[Python-ideas] Unpack of sequences

Steven D'Aprano steve at pearwood.info
Thu Aug 30 17:14:07 CEST 2012

On 30/08/12 11:07, Nick Coghlan wrote:

> Argument-parameter binding is actually a fairly powerful name binding
> operation, quite distinct from ordinary assignment and tuple
> unpacking. It consists of two separate (often confused) components:
> - the parameter specification
> - the argument list
> The parameter spec is what appears in the function *definition*, and
> is really the main item of interest reported by the new
> inspect.Signature objects in 3.3.
> A parameter spec allows you to do several things:
> - define the names that will be bound locally
> - define default values to be assigned to those names
> - provide named holders for excess positional and keyword arguments
> - indicate that certain values can *only* be supplied by name, and not
> by position
> The argument list is what appears in a function *call*, and also has
> several interesting features:
> - can provide explicit positional arguments
> - can provide explicit keyword arguments
> - can provide an iterable of positional arguments
> - can provide a mapping of additional keyword arguments
> It *may* make sense to decouple this name binding operation from
> function calls (and Signature.bind) and make it available as a
> language primitive in the form of a statement.

You're talking about the *argument list* binding operations, yes? The
stuff that happens when the function is called, not the parameter spec.

> However, it's *not* the same thing as an ordinary assignment statement
> or tuple unpacking, and we shouldn't try to jam it implicitly into the
> existing assignment statement.

Not only shouldn't we, but we *can't*, due to backward compatibility.

This is probably obvious to Nick, but for the benefit of anyone else
reading this who struggled as much as I did to see why we couldn't
just "upgrade" the assignment statement to work like function call
binding, here's a sketch of why we can't.

Suppose the assignment statement was upgraded. Then we could do things
like this:

a, b, c=DEFAULT, **kwargs = 1, 2, 3, d="extra"

and it would bind:

a = 1
b = 2
c = 3
kwargs = {"d": "extra"}

but DEFAULT would necessarily be unchanged.
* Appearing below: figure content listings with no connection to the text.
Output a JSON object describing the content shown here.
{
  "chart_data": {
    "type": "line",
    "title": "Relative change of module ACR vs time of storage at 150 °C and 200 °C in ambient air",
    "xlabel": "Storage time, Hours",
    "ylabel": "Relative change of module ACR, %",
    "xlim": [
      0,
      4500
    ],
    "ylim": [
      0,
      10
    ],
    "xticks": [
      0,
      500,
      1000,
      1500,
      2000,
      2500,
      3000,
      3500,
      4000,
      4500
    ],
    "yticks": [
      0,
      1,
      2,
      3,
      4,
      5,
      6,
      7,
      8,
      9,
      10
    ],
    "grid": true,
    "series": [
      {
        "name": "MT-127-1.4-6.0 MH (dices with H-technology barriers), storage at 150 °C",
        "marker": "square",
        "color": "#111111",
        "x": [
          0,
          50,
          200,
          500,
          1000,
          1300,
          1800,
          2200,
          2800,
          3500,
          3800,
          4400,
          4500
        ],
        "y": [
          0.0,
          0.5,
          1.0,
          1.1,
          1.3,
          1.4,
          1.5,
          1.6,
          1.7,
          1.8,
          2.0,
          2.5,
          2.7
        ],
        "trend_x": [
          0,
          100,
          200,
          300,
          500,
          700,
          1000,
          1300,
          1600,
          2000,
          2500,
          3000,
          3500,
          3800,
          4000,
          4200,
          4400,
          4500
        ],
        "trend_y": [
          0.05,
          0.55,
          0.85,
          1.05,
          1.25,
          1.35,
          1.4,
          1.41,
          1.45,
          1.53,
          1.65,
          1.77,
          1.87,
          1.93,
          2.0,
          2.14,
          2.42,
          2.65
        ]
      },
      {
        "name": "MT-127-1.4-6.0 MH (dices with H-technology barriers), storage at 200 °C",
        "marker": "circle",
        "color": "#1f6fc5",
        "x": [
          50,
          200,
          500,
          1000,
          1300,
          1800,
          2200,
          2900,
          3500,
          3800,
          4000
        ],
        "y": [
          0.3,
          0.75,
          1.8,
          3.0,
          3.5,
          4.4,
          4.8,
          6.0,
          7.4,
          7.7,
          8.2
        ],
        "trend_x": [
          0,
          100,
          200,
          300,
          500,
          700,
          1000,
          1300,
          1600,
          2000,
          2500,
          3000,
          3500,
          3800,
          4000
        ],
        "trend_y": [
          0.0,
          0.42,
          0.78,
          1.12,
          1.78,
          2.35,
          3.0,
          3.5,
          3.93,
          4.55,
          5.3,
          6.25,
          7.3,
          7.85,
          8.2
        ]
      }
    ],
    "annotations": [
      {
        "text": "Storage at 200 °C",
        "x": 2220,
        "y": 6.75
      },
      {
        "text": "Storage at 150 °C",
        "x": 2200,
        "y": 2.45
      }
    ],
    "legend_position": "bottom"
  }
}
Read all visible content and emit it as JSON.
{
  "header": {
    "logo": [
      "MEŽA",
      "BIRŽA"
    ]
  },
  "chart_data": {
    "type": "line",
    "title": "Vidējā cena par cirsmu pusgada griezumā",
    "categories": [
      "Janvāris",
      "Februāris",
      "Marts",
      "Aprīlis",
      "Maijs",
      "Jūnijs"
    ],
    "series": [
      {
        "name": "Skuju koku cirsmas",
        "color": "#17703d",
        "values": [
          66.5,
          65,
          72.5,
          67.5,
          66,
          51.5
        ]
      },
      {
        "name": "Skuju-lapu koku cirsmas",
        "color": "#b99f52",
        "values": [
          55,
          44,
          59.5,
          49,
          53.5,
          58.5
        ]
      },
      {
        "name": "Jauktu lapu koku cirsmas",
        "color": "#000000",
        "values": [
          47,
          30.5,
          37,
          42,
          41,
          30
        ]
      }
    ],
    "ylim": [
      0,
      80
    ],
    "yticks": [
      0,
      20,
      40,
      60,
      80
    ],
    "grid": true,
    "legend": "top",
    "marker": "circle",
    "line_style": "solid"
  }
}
Just as if you called a
function def spam(a, b, c=DEFAULT, **kwargs).

Similarly if you did this:

a, b, c=DEFAULT = 1, 2, 3

you would expect to get the bindings:

a = 1
b = 2
c = 3

also with the default value DEFAULT unchanged.
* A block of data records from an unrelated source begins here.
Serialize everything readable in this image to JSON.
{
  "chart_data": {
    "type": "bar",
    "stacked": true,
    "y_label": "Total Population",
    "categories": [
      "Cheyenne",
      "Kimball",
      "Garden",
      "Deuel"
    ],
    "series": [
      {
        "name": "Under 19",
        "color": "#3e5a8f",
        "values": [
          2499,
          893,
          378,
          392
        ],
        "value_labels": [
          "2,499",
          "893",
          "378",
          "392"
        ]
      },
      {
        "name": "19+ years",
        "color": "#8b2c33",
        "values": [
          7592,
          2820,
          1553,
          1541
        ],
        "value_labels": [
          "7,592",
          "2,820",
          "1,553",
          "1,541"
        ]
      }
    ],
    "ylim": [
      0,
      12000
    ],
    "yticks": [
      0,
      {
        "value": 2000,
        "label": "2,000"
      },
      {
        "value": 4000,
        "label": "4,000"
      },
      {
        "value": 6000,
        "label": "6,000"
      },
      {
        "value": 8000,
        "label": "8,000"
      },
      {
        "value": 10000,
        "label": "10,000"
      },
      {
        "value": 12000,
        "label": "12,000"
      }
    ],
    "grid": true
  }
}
But that second example is already legal Python, and it works
like this:

py> DEFAULT = 42
py> a, b, c=DEFAULT = 1, 2, 3
py> a, b, c
(1, 2, 3)
(1, 2, 3)

Somebody is relying on this behaviour, and so we cannot change
assignment to work like function argument binding without breaking
backwards compatibility.

There may be other problems too, but for me, this backwards
compatibility issue convinced me that regular assignment cannot be
made to match function argument binding.

I'm not convinced that we *should* expose function argument
binding as a language primitive, but if we do, we can't use the
regular assignment statement, we would need something new.

> The obvious form for such a statement is "LHS OP RHS", however
> syntactic ambiguity in the evaluation of both the LHS and RHS
> (relative to normal assigment) would likely prevent that.

I think you need to explain that in further detail. Suppose we
used (making something up here) "::=" as the operator. Then e.g.:

a, b, c=DEFAULT, d=None :== 1, 2, c=3

seems unambiguous to me, provided:

1) you can't chain multiple ::= operators;

2) tuples on either side have to be delimited by parentheses,
exactly the same as is already the case for function parameter
lists and function calls, e.g.:

py> def f(a, b=1,2,3):
   File "<stdin>", line 1
     def f(a, b=1,2,3):
SyntaxError: invalid syntax

Can you explain where the ambiguity in things like this would
lie, because I'm just not seeing it.